For a decade the monks of Notre-Dame de Saint-Remy, in Rochefort, south Belgium – one of only 14 abbeys in the world producing Trappist beer – have been fighting with a quarry owner over the purity of the local spring water.
The monks have doggedly claimed that plans by Lhoist, an international company run by one of Belgium’s richest families, to deepen its chalk quarry and redirect the Tridaine spring risked altering the unique taste of their celebrated drink.
Now, thanks to a deed dating back to 1833, it appears that makers and drinkers alike need no longer worry. A court of appeal in Liège has confirmed that while the quarry owner also owns the spring, it does not have the right to “remove or divert all or part of the water which supply the abbey”.
A spokesperson for Lhoist, Jean Marbehant, said the company would study the ruling before deciding whether to make a final appeal to the court of cassation, which only hears cases on procedural grounds. The company has also drawn up a plan B, to excavate in a different direction in order to prolong the life of the quarry to 2040.
The saga began a decade ago when Lhoist announced its plan to deepen the Boverie quarry in Rochefort to extend its life from 2022 to 2046. The site employs about 150 local people.
Such an operation would involve pumping underground water beneath the quarry. The monks, whose abbey bears the motto Curvata resurgo (Bent over, I stand up), said this would impact on the quality of the groundwater that is a crucial ingredient of their beer.
The quarry owner had conducted repeated tests to show that this was not true. But the monks of Rochefort were unconvinced and a David and Goliath battle ensued.
Lhoist is the world’s largest lime, mineral and dolomite producer, with 100 branches in more than 25 countries and 6,400 employees, generating a turnover of more than €1bn.
In contrast, life in the Trappist abbey – which boasts a brewing halls described as the most beautiful in Belgium, akin to a “beer cathedral” – is characterised by prayer, reading and manual labour. The earliest mention of a brewery at the monastery was in 1595, but the current site dates to 1899. The water for the beer is drawn from a well inside the monastery walls.
The renowned quality of the monks’ beer has, however, earned the abbey a significant income. The NV Brasserie des Trappistes de Rochefort has an annual turnover of around €14m. Last year it announced plans for its first new beer in 65 years.

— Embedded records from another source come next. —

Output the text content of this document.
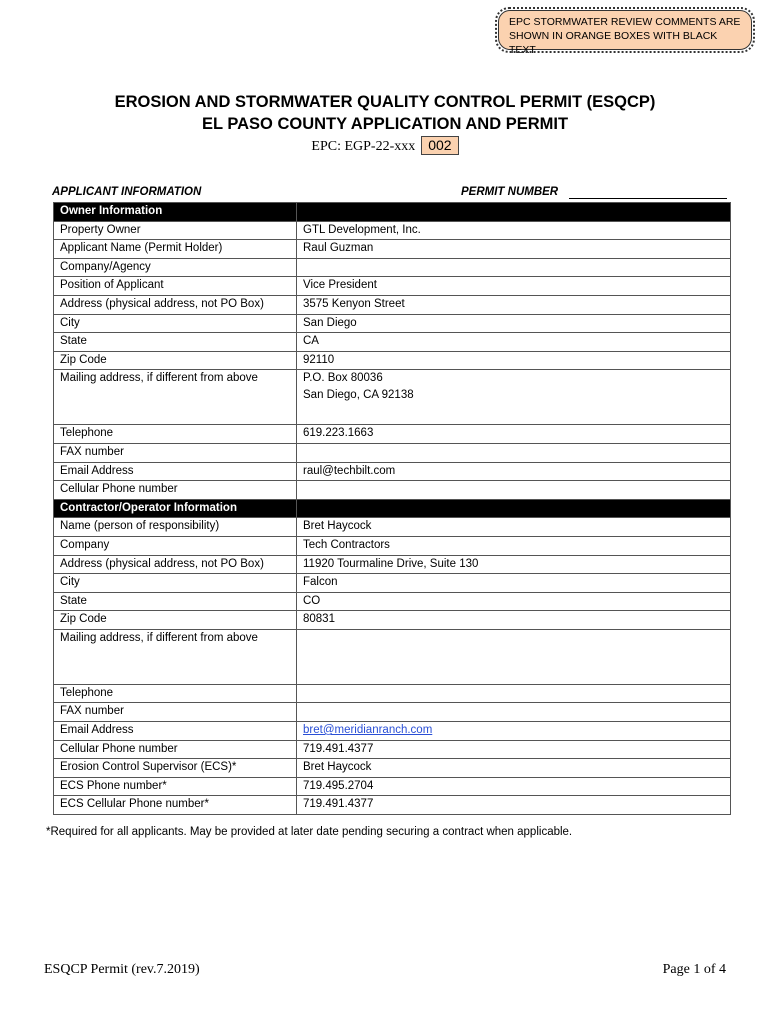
EPC STORMWATER REVIEW COMMENTS ARE SHOWN IN ORANGE BOXES WITH BLACK TEXT
EROSION AND STORMWATER QUALITY CONTROL PERMIT (ESQCP)
EL PASO COUNTY APPLICATION AND PERMIT
EPC: EGP-22-xxx 002
APPLICANT INFORMATION	PERMIT NUMBER
Owner Information	
Property Owner	GTL Development, Inc.
Applicant Name (Permit Holder)	Raul Guzman
Company/Agency	
Position of Applicant	Vice President
Address (physical address, not PO Box)	3575 Kenyon Street
City	San Diego
State	CA
Zip Code	92110
Mailing address, if different from above	P.O. Box 80036
San Diego, CA 92138

Telephone	619.223.1663
FAX number	
Email Address	raul@techbilt.com
Cellular Phone number	
Contractor/Operator Information	
Name (person of responsibility)	Bret Haycock
Company	Tech Contractors
Address (physical address, not PO Box)	11920 Tourmaline Drive, Suite 130
City	Falcon
State	CO
Zip Code	80831
Mailing address, if different from above	
Telephone	
FAX number	
Email Address	bret@meridianranch.com
Cellular Phone number	719.491.4377
Erosion Control Supervisor (ECS)*	Bret Haycock
ECS Phone number*	719.495.2704
ECS Cellular Phone number*	719.491.4377
*Required for all applicants. May be provided at later date pending securing a contract when applicable.
ESQCP Permit (rev.7.2019)	Page 1 of 4
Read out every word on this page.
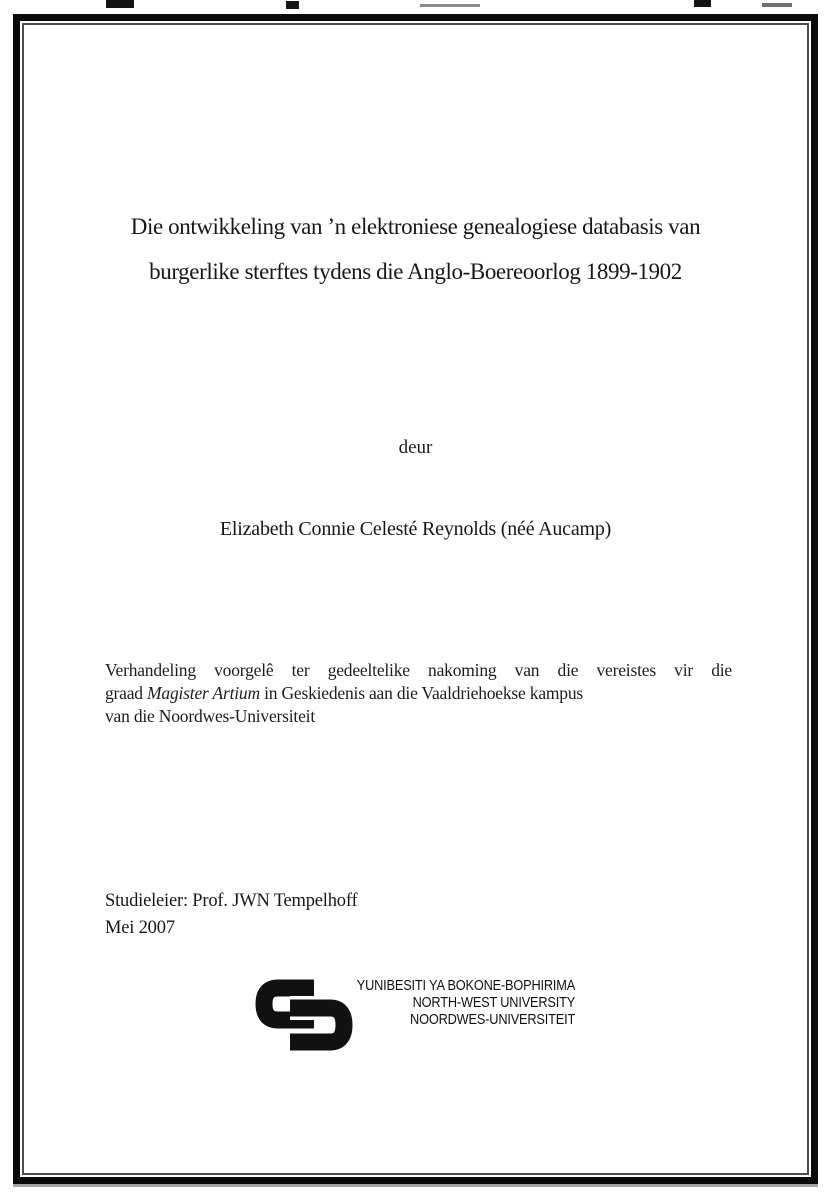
Die ontwikkeling van ’n elektroniese genealogiese databasis van
burgerlike sterftes tydens die Anglo-Boereoorlog 1899-1902
deur
Elizabeth Connie Celesté Reynolds (néé Aucamp)
Verhandeling voorgelê ter gedeeltelike nakoming van die vereistes vir die
graad Magister Artium in Geskiedenis aan die Vaaldriehoekse kampus
van die Noordwes-Universiteit
Studieleier: Prof. JWN Tempelhoff
Mei 2007
YUNIBESITI YA BOKONE-BOPHIRIMA
NORTH-WEST UNIVERSITY
NOORDWES-UNIVERSITEIT
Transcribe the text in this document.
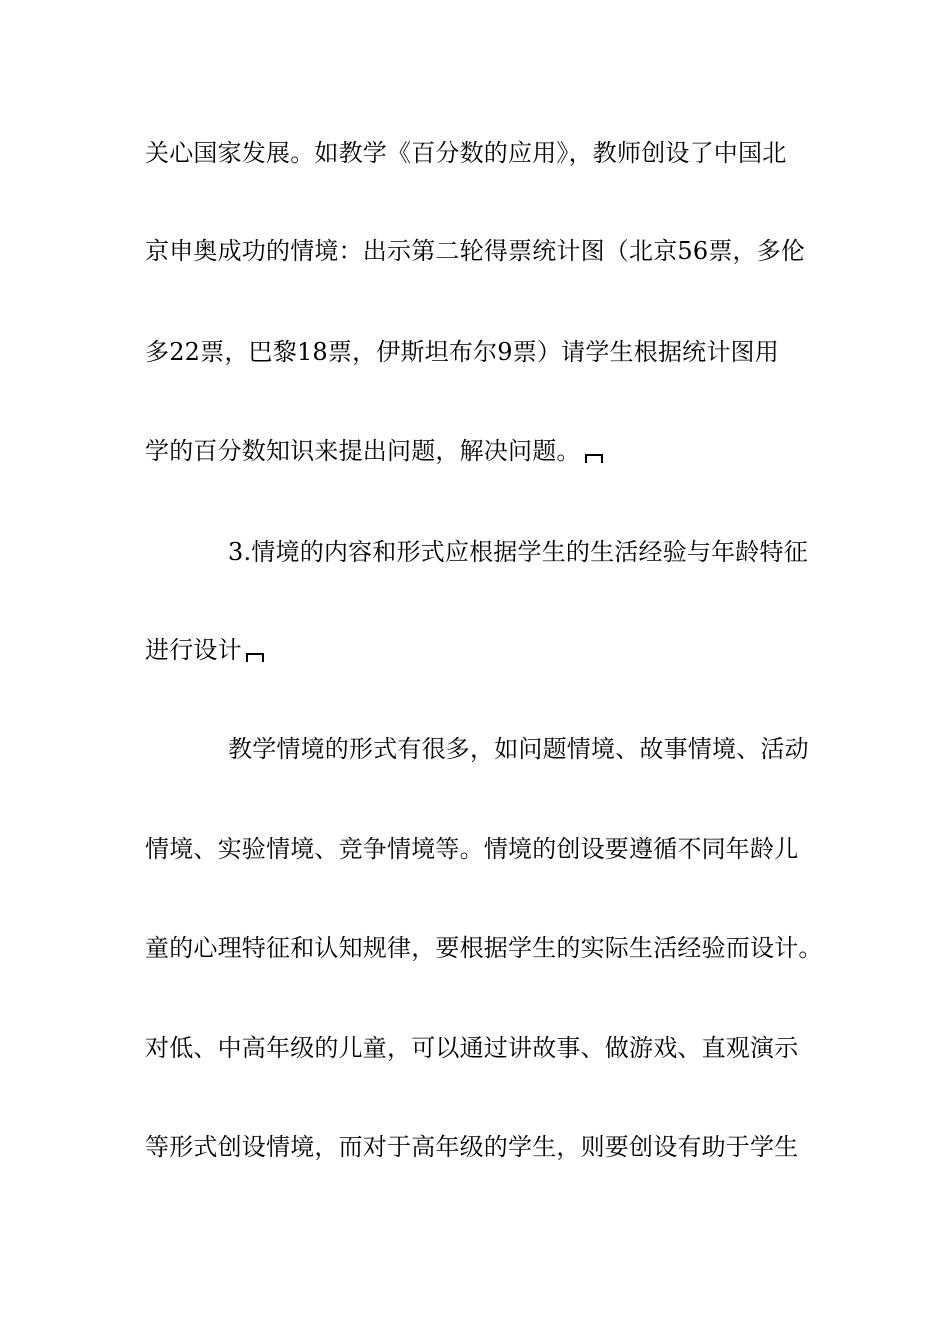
关心国家发展。如教学《百分数的应用》，教师创设了中国北
京申奥成功的情境：出示第二轮得票统计图（北京56票，多伦
多22票，巴黎18票，伊斯坦布尔9票）请学生根据统计图用
学的百分数知识来提出问题，解决问题。
3.情境的内容和形式应根据学生的生活经验与年龄特征
进行设计
教学情境的形式有很多，如问题情境、故事情境、活动
情境、实验情境、竞争情境等。情境的创设要遵循不同年龄儿
童的心理特征和认知规律，要根据学生的实际生活经验而设计。
对低、中高年级的儿童，可以通过讲故事、做游戏、直观演示
等形式创设情境，而对于高年级的学生，则要创设有助于学生
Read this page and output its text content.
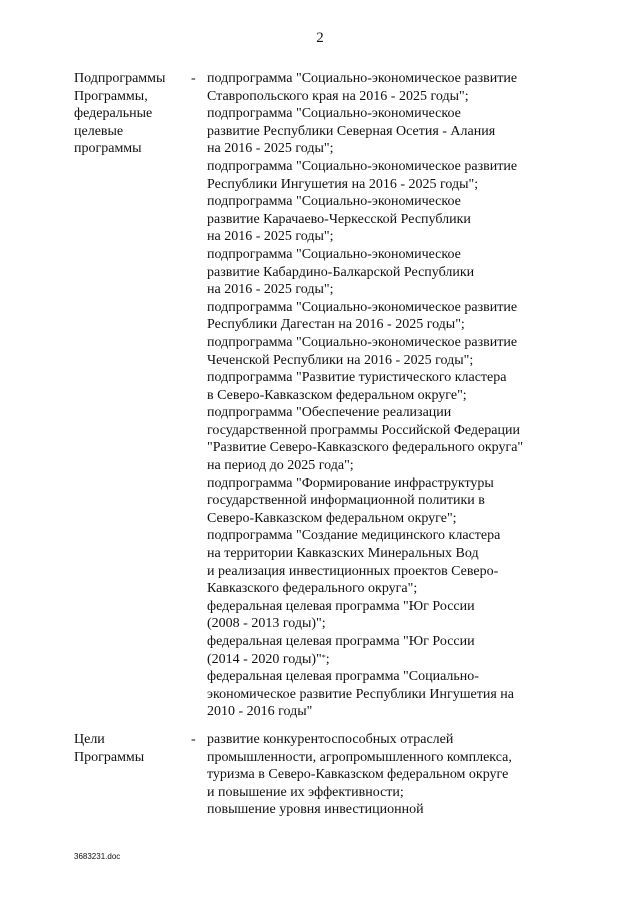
2
Подпрограммы
Программы,
федеральные
целевые
программы
- подпрограмма "Социально-экономическое развитие
Ставропольского края на 2016 - 2025 годы";
подпрограмма "Социально-экономическое
развитие Республики Северная Осетия - Алания
на 2016 - 2025 годы";
подпрограмма "Социально-экономическое развитие
Республики Ингушетия на 2016 - 2025 годы";
подпрограмма "Социально-экономическое
развитие Карачаево-Черкесской Республики
на 2016 - 2025 годы";
подпрограмма "Социально-экономическое
развитие Кабардино-Балкарской Республики
на 2016 - 2025 годы";
подпрограмма "Социально-экономическое развитие
Республики Дагестан на 2016 - 2025 годы";
подпрограмма "Социально-экономическое развитие
Чеченской Республики на 2016 - 2025 годы";
подпрограмма "Развитие туристического кластера
в Северо-Кавказском федеральном округе";
подпрограмма "Обеспечение реализации
государственной программы Российской Федерации
"Развитие Северо-Кавказского федерального округа"
на период до 2025 года";
подпрограмма "Формирование инфраструктуры
государственной информационной политики в
Северо-Кавказском федеральном округе";
подпрограмма "Создание медицинского кластера
на территории Кавказских Минеральных Вод
и реализация инвестиционных проектов Северо-
Кавказского федерального округа";
федеральная целевая программа "Юг России
(2008 - 2013 годы)";
федеральная целевая программа "Юг России
(2014 - 2020 годы)"*;
федеральная целевая программа "Социально-
экономическое развитие Республики Ингушетия на
2010 - 2016 годы"
Цели
Программы
- развитие конкурентоспособных отраслей
промышленности, агропромышленного комплекса,
туризма в Северо-Кавказском федеральном округе
и повышение их эффективности;
повышение уровня инвестиционной
3683231.doc
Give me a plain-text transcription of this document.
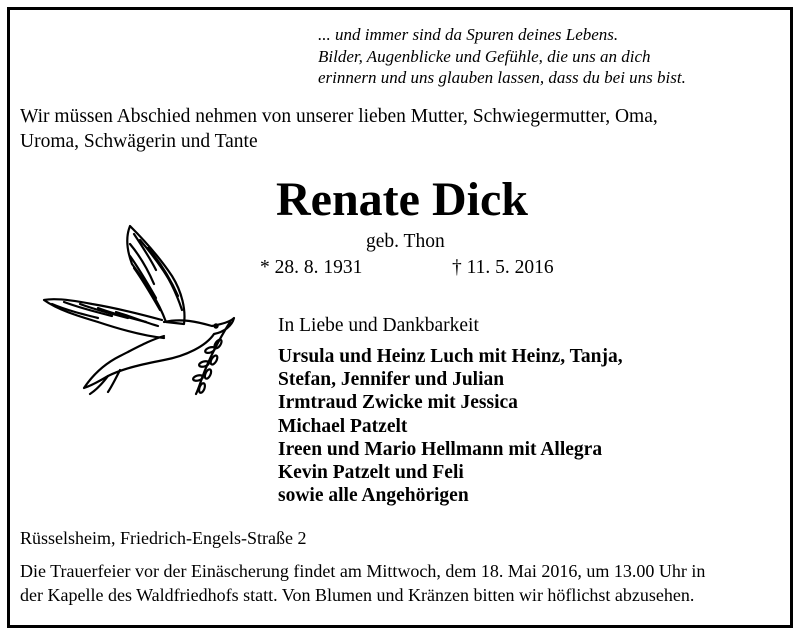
... und immer sind da Spuren deines Lebens.
Bilder, Augenblicke und Gefühle, die uns an dich
erinnern und uns glauben lassen, dass du bei uns bist.
Wir müssen Abschied nehmen von unserer lieben Mutter, Schwiegermutter, Oma,
Uroma, Schwägerin und Tante
Renate Dick
geb. Thon
* 28. 8. 1931	† 11. 5. 2016
In Liebe und Dankbarkeit
Ursula und Heinz Luch mit Heinz, Tanja,
Stefan, Jennifer und Julian
Irmtraud Zwicke mit Jessica
Michael Patzelt
Ireen und Mario Hellmann mit Allegra
Kevin Patzelt und Feli
sowie alle Angehörigen
Rüsselsheim, Friedrich-Engels-Straße 2
Die Trauerfeier vor der Einäscherung findet am Mittwoch, dem 18. Mai 2016, um 13.00 Uhr in
der Kapelle des Waldfriedhofs statt. Von Blumen und Kränzen bitten wir höflichst abzusehen.
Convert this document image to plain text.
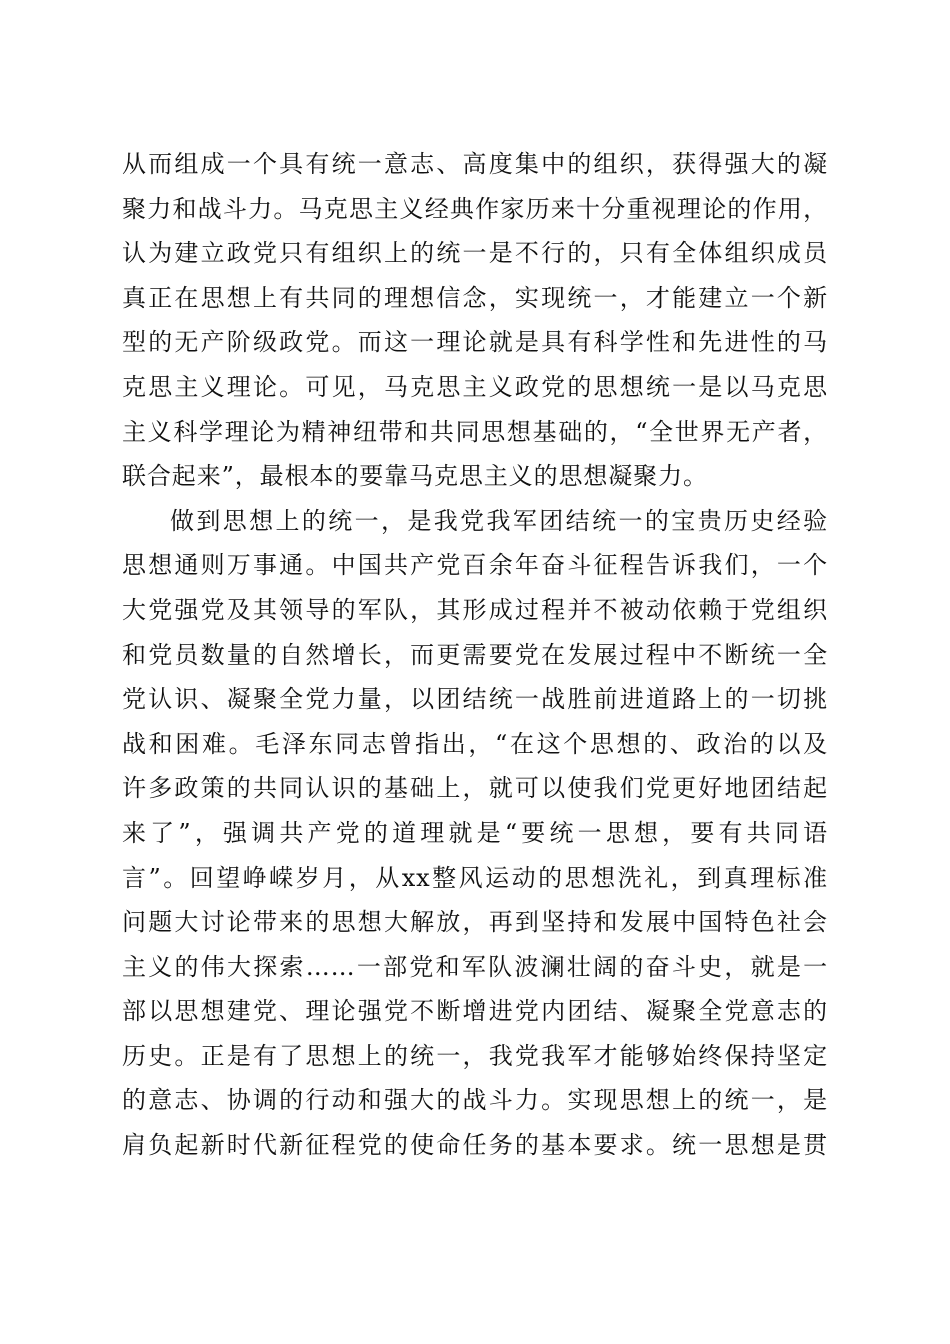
从而组成一个具有统一意志、高度集中的组织，获得强大的凝
聚力和战斗力。马克思主义经典作家历来十分重视理论的作用，
认为建立政党只有组织上的统一是不行的，只有全体组织成员
真正在思想上有共同的理想信念，实现统一，才能建立一个新
型的无产阶级政党。而这一理论就是具有科学性和先进性的马
克思主义理论。可见，马克思主义政党的思想统一是以马克思
主义科学理论为精神纽带和共同思想基础的，“全世界无产者，
联合起来”，最根本的要靠马克思主义的思想凝聚力。
做到思想上的统一，是我党我军团结统一的宝贵历史经验
思想通则万事通。中国共产党百余年奋斗征程告诉我们，一个
大党强党及其领导的军队，其形成过程并不被动依赖于党组织
和党员数量的自然增长，而更需要党在发展过程中不断统一全
党认识、凝聚全党力量，以团结统一战胜前进道路上的一切挑
战和困难。毛泽东同志曾指出，“在这个思想的、政治的以及
许多政策的共同认识的基础上，就可以使我们党更好地团结起
来了”，强调共产党的道理就是“要统一思想，要有共同语
言”。回望峥嵘岁月，从xx整风运动的思想洗礼，到真理标准
问题大讨论带来的思想大解放，再到坚持和发展中国特色社会
主义的伟大探索……一部党和军队波澜壮阔的奋斗史，就是一
部以思想建党、理论强党不断增进党内团结、凝聚全党意志的
历史。正是有了思想上的统一，我党我军才能够始终保持坚定
的意志、协调的行动和强大的战斗力。实现思想上的统一，是
肩负起新时代新征程党的使命任务的基本要求。统一思想是贯
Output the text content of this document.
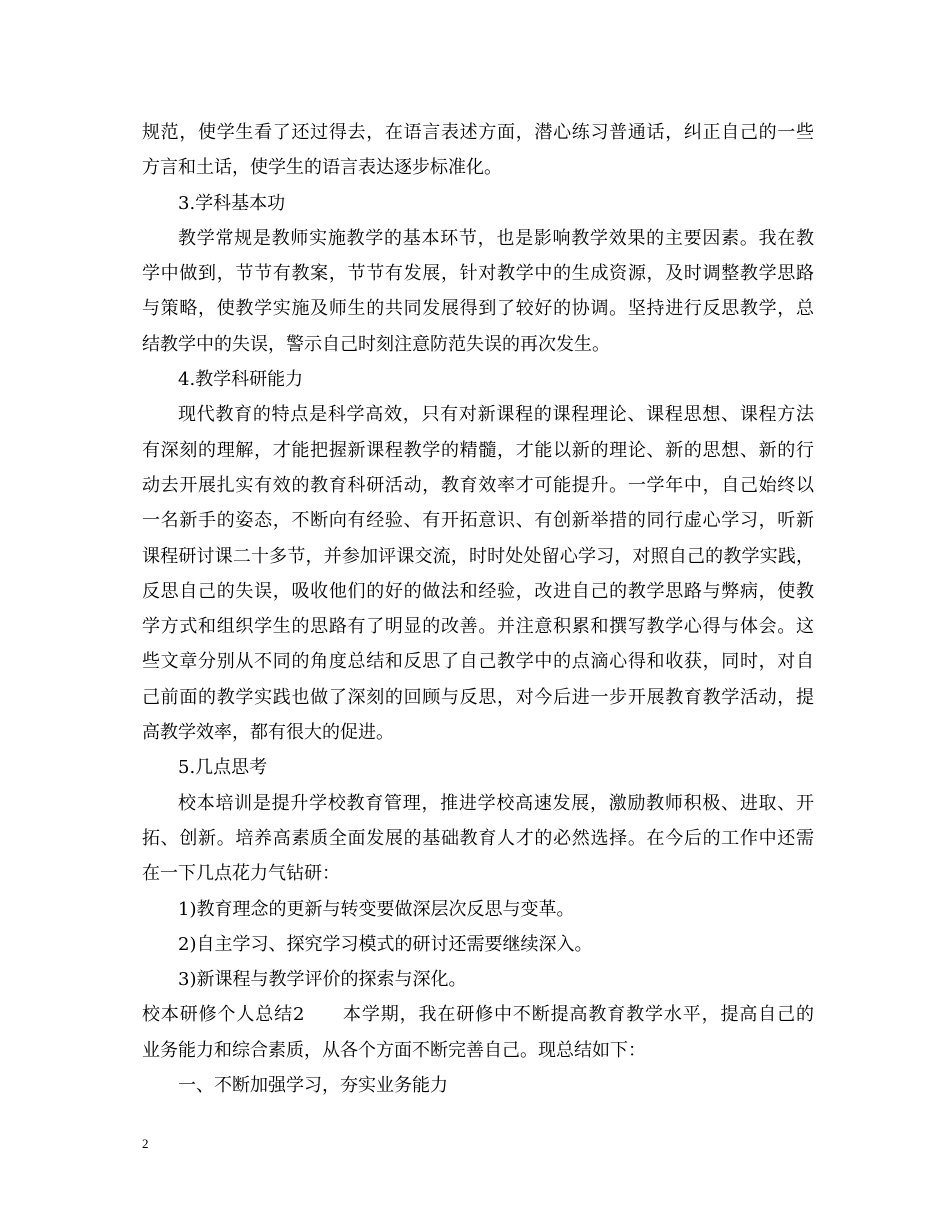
规范，使学生看了还过得去，在语言表述方面，潜心练习普通话，纠正自己的一些
方言和土话，使学生的语言表达逐步标准化。
3.学科基本功
教学常规是教师实施教学的基本环节，也是影响教学效果的主要因素。我在教
学中做到，节节有教案，节节有发展，针对教学中的生成资源，及时调整教学思路
与策略，使教学实施及师生的共同发展得到了较好的协调。坚持进行反思教学，总
结教学中的失误，警示自己时刻注意防范失误的再次发生。
4.教学科研能力
现代教育的特点是科学高效，只有对新课程的课程理论、课程思想、课程方法
有深刻的理解，才能把握新课程教学的精髓，才能以新的理论、新的思想、新的行
动去开展扎实有效的教育科研活动，教育效率才可能提升。一学年中，自己始终以
一名新手的姿态，不断向有经验、有开拓意识、有创新举措的同行虚心学习，听新
课程研讨课二十多节，并参加评课交流，时时处处留心学习，对照自己的教学实践，
反思自己的失误，吸收他们的好的做法和经验，改进自己的教学思路与弊病，使教
学方式和组织学生的思路有了明显的改善。并注意积累和撰写教学心得与体会。这
些文章分别从不同的角度总结和反思了自己教学中的点滴心得和收获，同时，对自
己前面的教学实践也做了深刻的回顾与反思，对今后进一步开展教育教学活动，提
高教学效率，都有很大的促进。
5.几点思考
校本培训是提升学校教育管理，推进学校高速发展，激励教师积极、进取、开
拓、创新。培养高素质全面发展的基础教育人才的必然选择。在今后的工作中还需
在一下几点花力气钻研：
1)教育理念的更新与转变要做深层次反思与变革。
2)自主学习、探究学习模式的研讨还需要继续深入。
3)新课程与教学评价的探索与深化。
校本研修个人总结2　　本学期，我在研修中不断提高教育教学水平，提高自己的
业务能力和综合素质，从各个方面不断完善自己。现总结如下：
一、不断加强学习，夯实业务能力
2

Only beers made by an abbey under the supervision of monks who live in near silence under the rule of Saint Benedict are allowed to be described as Trappist. The Trappist monks face a demographic a threat, however. The Belgian brewery Achel lost its Authentic Trappist Product label this year after the last remaining pair of beer-brewing monks at St Benedict’s Abbey retired without being replaced.